Petaluma's American Graffiti party to recreate street drags
Published: Monday, April 29, 2013 at 5:02 p.m.
Last Modified: Wednesday, May 1, 2013 at 9:03 a.m.
Drag racing isn't legal in Petaluma. But next month, two sanctioned street races will be held as part of the 40th anniversary celebration of "American Graffiti," the George Lucas coming-of-age film shot in Petaluma.
Petaluma's Salute to American Graffiti, celebrating George Lucas' coming-of-age film shot in Petaluma in 1972, will be held May 16 - May 18.
The annual classic car show and downtown cruise is on Saturday, May 18.
One of the pivotal scenes -- a drag race between the character John Milner's yellow 1932 Ford coupe and Bob Falfa's black '55 Chevy -- will be re-enacted on Frates Road on the city's eastern boundary as part of the annual Cruisin' the Boulevard celebration.
Another street racing scene will be re-created on the main drag, Petaluma Boulevard North, where in the movie the drivers sped past downtown storefronts.
"The theme is 'Return to Paradise Road,' " said organizer John Furrer, referring to the fictional race location in the 1973 movie, where the Chevy careens off the side of the road. "But we're not going to flip the car. I can't find anybody to give me a '55 Chevy to roll over."
Almost 400 classic cars are entered in this year's event, May 16-18, including some that were in the movie or clones created by an "American Graffiti Tribute Team."
The white 1956 Thunderbird driven in the movie by the mysterious an unattainable blonde played by Suzanne Somers, will be on display. Candy Clark, who earned an Academy Award nomination for best supporting actress as Debbie in the film, will sign autographs.
This year's stunt harkens to one five years ago when organizers re-created the axle-pulling scene from the police car when it pulls out of the vacant lot next door to the Mystic Theater.
"We figured since this is the 40th anniversary, we have to do something special," Furrer said.
The drag races are to be recorded for commemorative DVDs to be sold to event-goers.
Police Lt. Tim Lyons said since the 35th anniversary scene went off flawlessly, police had no objections to this year's plan.
"They really did a good job with that, so I don't think there will be any problems with them re-creating these two scenes," he said. "They're not going to drive at really high rates of speed."
Through the magic of film-making, the cars will only appear to be speeding through the streets at breakneck pace.
Police will provide traffic control, although at the pre-dawn hours the races are planned, they don't expect many onlookers or cars on the streets, Lyons said. A couple dozen people came out in the early hours to watch the axle scene.
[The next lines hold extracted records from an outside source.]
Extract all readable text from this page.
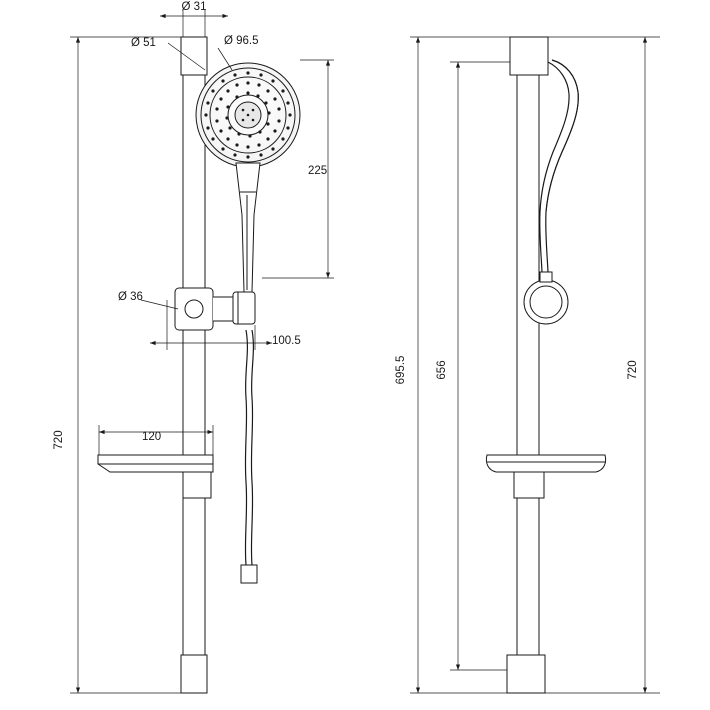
Ø 31
Ø 51	Ø 96.5
225
Ø 36
100.5
120
720
695.5	656	720
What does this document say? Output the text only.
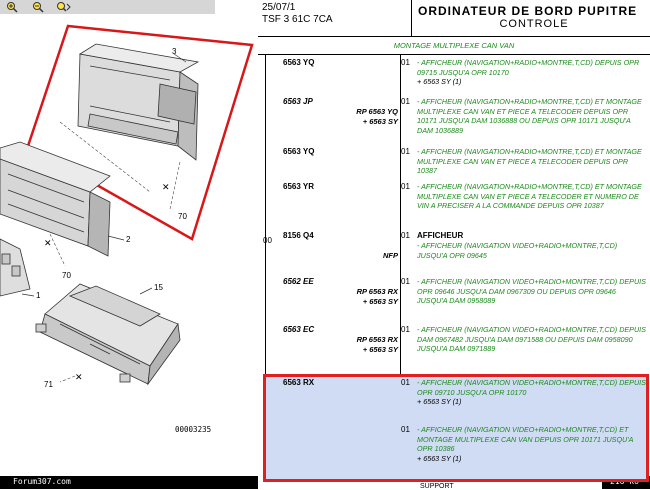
3
✕
70
2
✕
70
1
15
✕
71
00003235
Forum307.com
25/07/1
TSF 3 61C 7CA
ORDINATEUR DE BORD PUPITRE
CONTROLE
MONTAGE MULTIPLEXE CAN VAN
6563 YQ	01 - AFFICHEUR (NAVIGATION+RADIO+MONTRE,T,CD) DEPUIS OPR 09715 JUSQU'A OPR 10170
+ 6563 SY (1)
6563 JP	01
RP 6563 YQ
+ 6563 SY
- AFFICHEUR (NAVIGATION+RADIO+MONTRE,T,CD) ET MONTAGE MULTIPLEXE CAN VAN ET PIECE A TELECODER DEPUIS OPR 10171 JUSQU'A DAM 1036888 OU DEPUIS OPR 10171 JUSQU'A DAM 1036889
6563 YQ	01 - AFFICHEUR (NAVIGATION+RADIO+MONTRE,T,CD) ET MONTAGE MULTIPLEXE CAN VAN ET PIECE A TELECODER DEPUIS OPR 10387
6563 YR	01 - AFFICHEUR (NAVIGATION+RADIO+MONTRE,T,CD) ET MONTAGE MULTIPLEXE CAN VAN ET PIECE A TELECODER ET NUMERO DE VIN A PRECISER A LA COMMANDE DEPUIS OPR 10387
8156 Q4	01 AFFICHEUR
NFP
- AFFICHEUR (NAVIGATION VIDEO+RADIO+MONTRE,T,CD) JUSQU'A OPR 09645
6562 EE	01
RP 6563 RX
+ 6563 SY
- AFFICHEUR (NAVIGATION VIDEO+RADIO+MONTRE,T,CD) DEPUIS OPR 09646 JUSQU'A DAM 0967309 OU DEPUIS OPR 09646 JUSQU'A DAM 0958089
6563 EC	01
RP 6563 RX
+ 6563 SY
- AFFICHEUR (NAVIGATION VIDEO+RADIO+MONTRE,T,CD) DEPUIS DAM 0967482 JUSQU'A DAM 0971588 OU DEPUIS DAM 0958090 JUSQU'A DAM 0971889
6563 RX	01 - AFFICHEUR (NAVIGATION VIDEO+RADIO+MONTRE,T,CD) DEPUIS OPR 09710 JUSQU'A OPR 10170
+ 6563 SY (1)
01 - AFFICHEUR (NAVIGATION VIDEO+RADIO+MONTRE,T,CD) ET MONTAGE MULTIPLEXE CAN VAN DEPUIS OPR 10171 JUSQU'A OPR 10386
+ 6563 SY (1)
00
SUPPORT
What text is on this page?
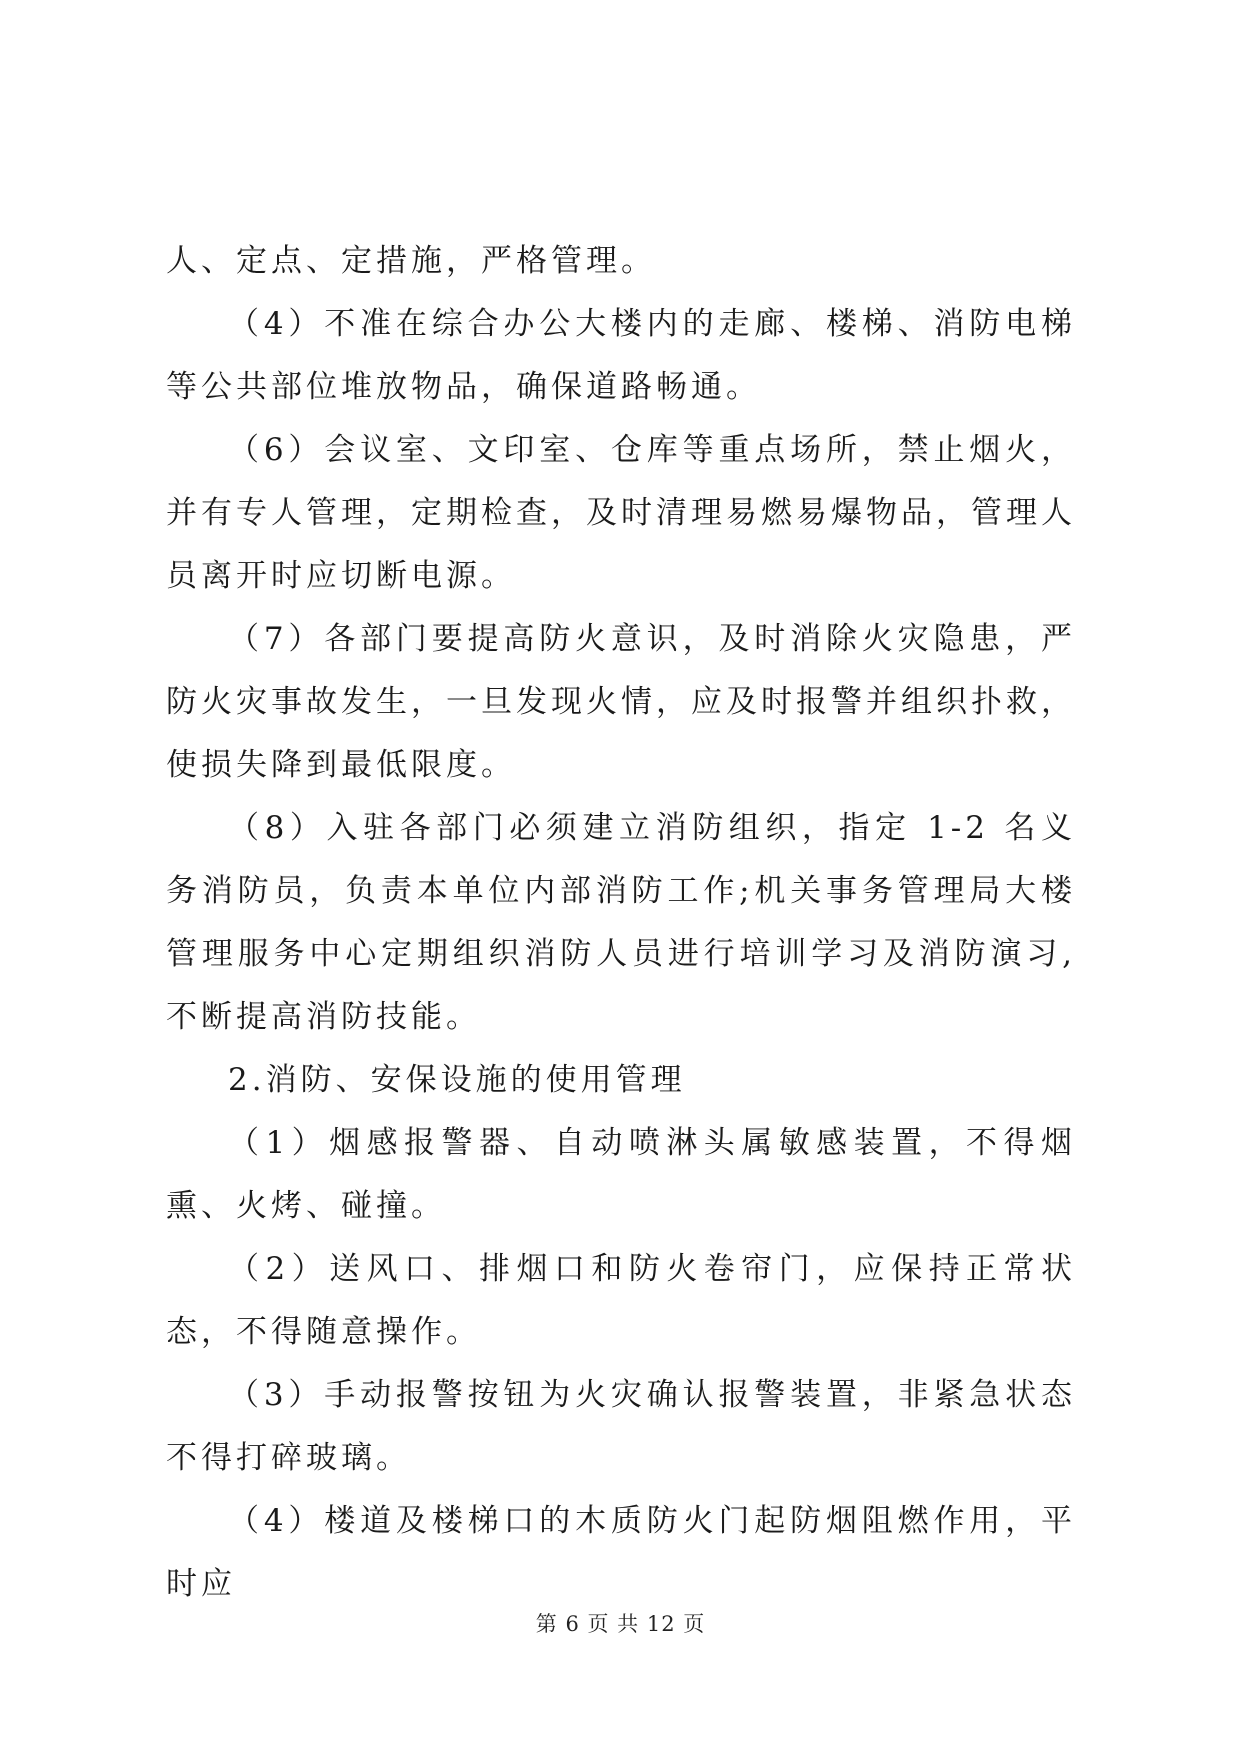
人、定点、定措施，严格管理。

（4）不准在综合办公大楼内的走廊、楼梯、消防电梯等公共部位堆放物品，确保道路畅通。

（6）会议室、文印室、仓库等重点场所，禁止烟火，并有专人管理，定期检查，及时清理易燃易爆物品，管理人员离开时应切断电源。

（7）各部门要提高防火意识，及时消除火灾隐患，严防火灾事故发生，一旦发现火情，应及时报警并组织扑救，使损失降到最低限度。

（8）入驻各部门必须建立消防组织，指定 1-2 名义务消防员，负责本单位内部消防工作;机关事务管理局大楼管理服务中心定期组织消防人员进行培训学习及消防演习,不断提高消防技能。

2.消防、安保设施的使用管理

（1）烟感报警器、自动喷淋头属敏感装置，不得烟熏、火烤、碰撞。

（2）送风口、排烟口和防火卷帘门，应保持正常状态，不得随意操作。

（3）手动报警按钮为火灾确认报警装置，非紧急状态不得打碎玻璃。

（4）楼道及楼梯口的木质防火门起防烟阻燃作用，平时应

第 6 页 共 12 页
Cruisin' The Boulevard is an all-volunteer nonprofit agency that raises money for schools and art, history and public safety programs. Flowmaster Inc., the Santa Rosa-based muffler manufacturer, is helping defray some of the drag-racing costs this year.
The 9-year-old nonprofit has grown significantly since the event's first year, when expenses were $200 and proceeds $10,000. In the past seven years, Furrer said, the group has given $120,000 to Petaluma area causes.
One of the group's goals is to provide automatic defibrillators so that people in Petaluma who suffer a cardiac arrest can be treated immediately. It already has donated several to the Police Department, City Hall, Lucchesi Park, the Mary Isaak Center and the city's high schools.